Our house is on fire. I am here to say, our house is on fire.

According to the IPCC (Intergovernmental Panel on Climate Change), we are less than 12 years away from not being able to undo our mistakes. In that time, unprecedented changes in all aspects of society need to have taken place, including a reduction of our CO2 emissions by at least 50%.

And please note that those numbers do not include the aspect of equity, which is absolutely necessary to make the Paris agreement work on a global scale. Nor does it include tipping points or feedback loops like the extremely powerful methane gas released from the thawing Arctic permafrost.

At places like Davos, people like to tell success stories. But their financial success has come with an unthinkable price tag. And on climate change, we have to acknowledge we have failed. All political movements in their present form have done so, and the media has failed to create broad public awareness.

But Homo sapiens have not yet failed.

Yes, we are failing, but there is still time to turn everything around. We can still fix this. We still have everything in our own hands. But unless we recognise the overall failures of our current systems, we most probably don’t stand a chance.

We are facing a disaster of unspoken sufferings for enormous amounts of people. And now is not the time for speaking politely or focusing on what we can or cannot say. Now is the time to speak clearly.

Solving the climate crisis is the greatest and most complex challenge that Homo sapiens have ever faced. The main solution, however, is so simple that even a small child can understand it. We have to stop our emissions of greenhouse gases.

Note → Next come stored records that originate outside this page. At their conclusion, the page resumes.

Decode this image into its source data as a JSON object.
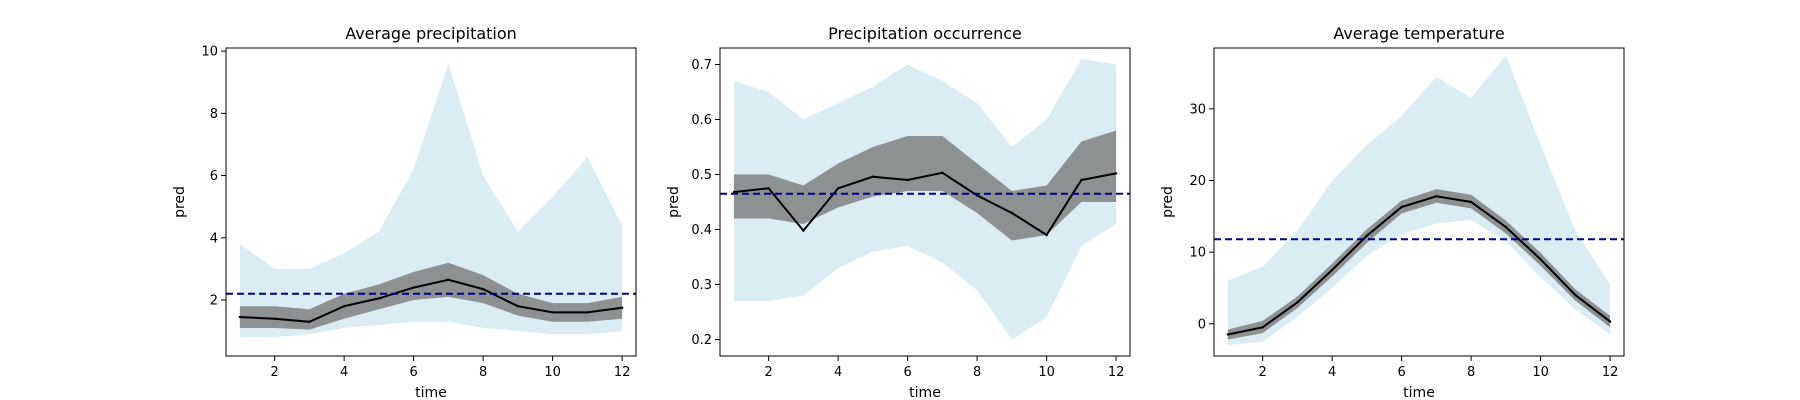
{
  "chart_data": [
    {
      "type": "line",
      "title": "Average precipitation",
      "xlabel": "time",
      "ylabel": "pred",
      "xlim": [
        0.6,
        12.4
      ],
      "ylim": [
        0.2,
        10.1
      ],
      "xticks": [
        2,
        4,
        6,
        8,
        10,
        12
      ],
      "yticks": [
        2,
        4,
        6,
        8,
        10
      ],
      "grid": false,
      "x": [
        1,
        2,
        3,
        4,
        5,
        6,
        7,
        8,
        9,
        10,
        11,
        12
      ],
      "series": [
        {
          "values": [
            1.45,
            1.4,
            1.3,
            1.8,
            2.05,
            2.4,
            2.65,
            2.35,
            1.8,
            1.6,
            1.6,
            1.75
          ],
          "color": "#000000"
        }
      ],
      "bands": [
        {
          "color": "#808080",
          "lower": [
            1.1,
            1.1,
            1.05,
            1.4,
            1.7,
            2.0,
            2.1,
            1.9,
            1.5,
            1.3,
            1.3,
            1.4
          ],
          "upper": [
            1.8,
            1.8,
            1.7,
            2.2,
            2.5,
            2.9,
            3.2,
            2.8,
            2.2,
            1.9,
            1.9,
            2.1
          ]
        },
        {
          "color": "#add8e6",
          "lower": [
            0.8,
            0.8,
            0.9,
            1.1,
            1.2,
            1.3,
            1.3,
            1.1,
            1.0,
            0.9,
            0.9,
            1.0
          ],
          "upper": [
            3.8,
            3.0,
            3.0,
            3.5,
            4.2,
            6.2,
            9.6,
            6.0,
            4.2,
            5.3,
            6.6,
            4.4
          ]
        }
      ],
      "hline": {
        "value": 2.2,
        "color": "#00008b",
        "style": "dashed"
      }
    },
    {
      "type": "line",
      "title": "Precipitation occurrence",
      "xlabel": "time",
      "ylabel": "pred",
      "xlim": [
        0.6,
        12.4
      ],
      "ylim": [
        0.17,
        0.73
      ],
      "xticks": [
        2,
        4,
        6,
        8,
        10,
        12
      ],
      "yticks": [
        0.2,
        0.3,
        0.4,
        0.5,
        0.6,
        0.7
      ],
      "grid": false,
      "x": [
        1,
        2,
        3,
        4,
        5,
        6,
        7,
        8,
        9,
        10,
        11,
        12
      ],
      "series": [
        {
          "values": [
            0.468,
            0.475,
            0.398,
            0.475,
            0.496,
            0.49,
            0.503,
            0.462,
            0.43,
            0.39,
            0.49,
            0.502
          ],
          "color": "#000000"
        }
      ],
      "bands": [
        {
          "color": "#808080",
          "lower": [
            0.42,
            0.42,
            0.41,
            0.44,
            0.46,
            0.47,
            0.47,
            0.43,
            0.38,
            0.39,
            0.45,
            0.45
          ],
          "upper": [
            0.5,
            0.5,
            0.48,
            0.52,
            0.55,
            0.57,
            0.57,
            0.52,
            0.47,
            0.48,
            0.56,
            0.58
          ]
        },
        {
          "color": "#add8e6",
          "lower": [
            0.27,
            0.27,
            0.28,
            0.33,
            0.36,
            0.37,
            0.34,
            0.29,
            0.2,
            0.24,
            0.37,
            0.41
          ],
          "upper": [
            0.67,
            0.65,
            0.6,
            0.63,
            0.66,
            0.7,
            0.67,
            0.63,
            0.55,
            0.6,
            0.71,
            0.7
          ]
        }
      ],
      "hline": {
        "value": 0.465,
        "color": "#00008b",
        "style": "dashed"
      }
    },
    {
      "type": "line",
      "title": "Average temperature",
      "xlabel": "time",
      "ylabel": "pred",
      "xlim": [
        0.6,
        12.4
      ],
      "ylim": [
        -4.5,
        38.5
      ],
      "xticks": [
        2,
        4,
        6,
        8,
        10,
        12
      ],
      "yticks": [
        0,
        10,
        20,
        30
      ],
      "grid": false,
      "x": [
        1,
        2,
        3,
        4,
        5,
        6,
        7,
        8,
        9,
        10,
        11,
        12
      ],
      "series": [
        {
          "values": [
            -1.5,
            -0.5,
            3.0,
            7.5,
            12.3,
            16.3,
            17.8,
            17.0,
            13.5,
            9.0,
            4.0,
            0.3
          ],
          "color": "#000000"
        }
      ],
      "bands": [
        {
          "color": "#808080",
          "lower": [
            -2.2,
            -1.3,
            2.2,
            6.6,
            11.3,
            15.4,
            16.9,
            16.1,
            12.6,
            8.1,
            3.2,
            -0.5
          ],
          "upper": [
            -0.8,
            0.4,
            3.8,
            8.4,
            13.2,
            17.2,
            18.8,
            18.0,
            14.4,
            9.9,
            4.8,
            1.1
          ]
        },
        {
          "color": "#add8e6",
          "lower": [
            -3.0,
            -2.5,
            1.0,
            5.0,
            9.5,
            12.5,
            14.0,
            14.5,
            11.5,
            6.5,
            2.0,
            -1.5
          ],
          "upper": [
            6.0,
            8.0,
            13.0,
            20.0,
            25.0,
            29.0,
            34.5,
            31.5,
            37.5,
            25.0,
            13.0,
            5.5
          ]
        }
      ],
      "hline": {
        "value": 11.8,
        "color": "#00008b",
        "style": "dashed"
      }
    }
  ]
}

Either we do that or we don’t.

Greta Thunberg (left) takes part in a ‘school strike for climate’ at the World Economic Forum in Davos, Switzerland.

Greta Thunberg (left) takes part in a ‘school strike for climate’ at the World Economic Forum in Davos, Switzerland. Photograph: Fabrice Coffrini/AFP/Getty Images

 

You say nothing in life is black or white. But that is a lie. A very dangerous lie. Either we prevent 1.5C of warming or we don’t. Either we avoid setting off that irreversible chain reaction beyond human control or we don’t.

Either we choose to go on as a civilisation or we don’t. That is as black or white as it gets. There are no grey areas when it comes to survival.

We all have a choice. We can create transformational action that will safeguard the living conditions for future generations. Or we can continue with our business as usual and fail.

That is up to you and me.

Some say we should not engage in activism. Instead we should leave everything to our politicians and just vote for a change instead. But what do we do when there is no political will? What do we do when the politics needed are nowhere in sight?

Here in Davos – just like everywhere else – everyone is talking about money. It seems money and growth are our only main concerns.

And since the climate crisis has never once been treated as a crisis, people are simply not aware of the full consequences on our everyday life. People are not aware that there is such a thing as a carbon budget, and just how incredibly small that remaining carbon budget is. That needs to change today.

No other current challenge can match the importance of establishing a wide, public awareness and understanding of our rapidly disappearing carbon budget, that should and must become our new global currency and the very heart of our future and present economics.

We are at a time in history where everyone with any insight of the climate crisis that threatens our civilisation – and the entire biosphere – must speak out in clear language, no matter how uncomfortable and unprofitable that may be.

We must change almost everything in our current societies. The bigger your carbon footprint, the bigger your moral duty. The bigger your platform, the bigger your responsibility.

Adults keep saying: “We owe it to the young people to give them hope.” But I don’t want your hope. I don’t want you to be hopeful. I want you to panic. I want you to feel the fear I feel every day. And then I want you to act.

I want you to act as you would in a crisis. I want you to act as if our house is on fire. Because it is.

  • This is an edited version of a speech given by Greta Thunberg at Davos this week.